REUTERS/Jonathan Ernst, REUTERS/Franck Robichon
- Donald Trump champions the working class but his policies are bad news for them, Paul Krugman says.
- The Nobel-winning economist says tariffs and deportations will hurt instead of help the poor.
- "A lot of people are going to get brutally scammed," Krugman said.
Donald Trump rode to victory in the US presidential race by pledging to put America first and fight for blue-collar workers. Paul Krugman says he'll only make their lives harder.
The economist, who won the Nobel Memorial Prize in Economic Sciences in 2008, criticized the president-elect's plans to raise tariffs and cut taxes during Tuesday's episode of "The Daily Blast with Greg Sargent" podcast.
He told The New Republic show that those and other policies would lead to the working class paying higher prices while high earners keep more of their money.
"Even more than usual for a Republican, he appears to have an extremely regressive economic program in mind, one that really will effectively redistribute income away from working-class voters to the top," Krugman said.
American households are already being pinched by inflation, which spiked to a 40-year high of more than 9% in the summer of 2022 and remains above the Federal Reserve's 2% target.
On top of higher prices for food, fuel, rent, and other basics, many consumers are also paying more toward their credit cards, car loans, and mortgages.
That's because the Fed, in a bid to curb inflation, increased its benchmark rate from zero to north of 5.25% in under 17 months, and has kept it as high as 4.5% for now.
The battle over groceries
Krugman, a former MIT and Princeton University professor and New York Times columnist, zeroed in on grocery prices. Trump said during his campaign that he would reduce them, but he's walked that claim back in recent weeks.

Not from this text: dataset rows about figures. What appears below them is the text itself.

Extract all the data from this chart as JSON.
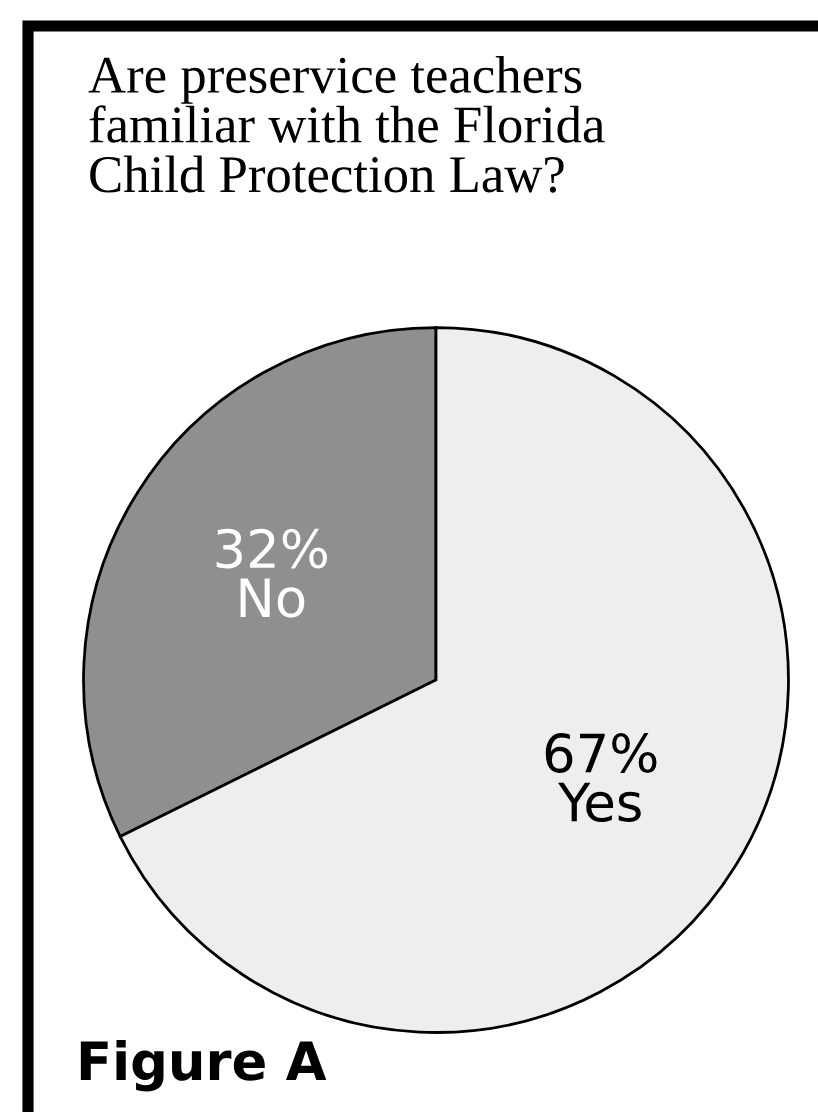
{
  "chart_data": {
    "type": "pie",
    "title": "Are preservice teachers\nfamiliar with the Florida\nChild Protection Law?",
    "categories": [
      "No",
      "Yes"
    ],
    "values": [
      32,
      67
    ],
    "value_labels": [
      "32%",
      "67%"
    ],
    "colors": [
      "#8f8f8f",
      "#eeeeee"
    ],
    "annotations": [
      "Figure A"
    ]
  }
}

Yet recent surveys show that his supporters still expect him to do so, Krugman said, despite the fact that broader prices are still rising and deflation is almost universally regarded as undesirable for an economy.
A CBS News/YouGov survey, conducted in late December with a nationally representative group of 2,244 US adults, found that 40% of Americans expect Trump to make food and grocery prices go down, exceeding the 36% who expect him to make them increase.
"A lot of people are going to get brutally scammed," Krugman said. Trump isn't just misleading people by saying they'll be better off once he's in office, he also doesn't appear to know how he'll deliver on his promises, Krugman continued. "So the scam is there is no plan."
Trump said last year that lowering grocery prices would be tricky, but improving supply chains and boosting domestic energy production could lower costs for farmers, who could then pass those savings onto consumers.
Tariffs and immigration
Separately, Krugman nodded to the fact that tariffs are a tax on imports, and businesses usually pass on their increased costs by charging higher prices to consumers.
He described their impact as "really bad," and said the fallout from Trump's proposed mass deportations would be "much, much worse." They'd be hugely disruptive and drive up prices in industries like agriculture, food processing, and construction, Krugman said, leaving the US with a shortage of workers for large-scale programs like rebuilding Florida after a hurricane.
The author and blogger also rang the alarm on Trump and his allies' fierce criticism of colleges and skepticism of higher education.
"We've been pulling ahead on technology, but an administration that's extremely hostile to universities and education is going to undermine that source of advantage as well," Krugman said.
"Trump wants to turn the clock back to 1896, and that's not good for the US economy."